After that, I decide living away from [former] civilization is safer. I hole up in a country house in a small coastal community isolated from the damage of society. We’re glad to have no idea what’s going on, we just see the consequences — like a massive locust swarm passing through one day.
Our jungle island becomes an all-male commune. In the center stands a statue of a crab, whose long, colorful, plastic eyebrows I pose into a cartoonish expression of anger. It’s the same place as the restroom, years later. The “Crab People” chant starts up in my head. I show a video to a fellow commune member who reminds me of Vince Saunders or April Arcus, a video I shot just off our shore of a baby crab person. They watch, reflected, in a crevice-shaped mirror embedded into the hillside, scratched into squares. I leave via the narrow café on our northern exposure, eating a lone lost French fry left on a table.

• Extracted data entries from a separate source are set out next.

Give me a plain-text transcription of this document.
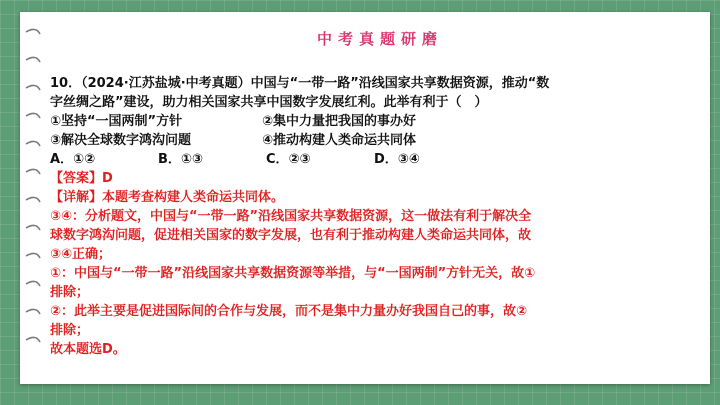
中考真题研磨
10．（2024·江苏盐城·中考真题）中国与“一带一路”沿线国家共享数据资源，推动“数
字丝绸之路”建设，助力相关国家共享中国数字发展红利。此举有利于（　）
①坚持“一国两制”方针	②集中力量把我国的事办好
③解决全球数字鸿沟问题	④推动构建人类命运共同体
A．①②	B．①③	C．②③	D．③④
【答案】D
【详解】本题考查构建人类命运共同体。
③④：分析题文，中国与“一带一路”沿线国家共享数据资源，这一做法有利于解决全
球数字鸿沟问题，促进相关国家的数字发展，也有利于推动构建人类命运共同体，故
③④正确；
①：中国与“一带一路”沿线国家共享数据资源等举措，与“一国两制”方针无关，故①
排除；
②：此举主要是促进国际间的合作与发展，而不是集中力量办好我国自己的事，故②
排除；
故本题选D。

In the backyard of our property, a steep pine-covered hill leads up to the neighbor’s building. It’s somehow the last address on the street, without any street leading to it. They yell down at us trying to get some kind of assistance. We gather around the backyard pond, someone leads us to shout their name all at the same time: “Hot Chocolate!” Thus amplified, we proceed to pack up their deliveries, and I trudge up the sandy slope.
I expect it to find a vineyard-like rich-people estate of stone walls, but it’s more of a spacious modern apartment tower. I carry two deliveries in oversized Munchery bags. Ring the buzzer of apartment 517, just around the corner from the actual door (confusing, a bit). It’s Dav Yagunuma’s place, and he’s pleased to see me as it’s been awhile. My other delivery is for a game design studio, the door covered in hand-scrawled notes. It’s the studio that makes the Myst games. Suitably puzzling, they have a peephole on their door labeled “channel” and a note saying if you wish to “alter the terms of your entranceship” look through the peephole and figure things out.
I never looked, but somehow I know the other side was like a steampunk café/lounge from another dream, 2nd floor catwalks, leather benches, Don Bruce in fine regalia. The riches of old San Francisco, perhaps.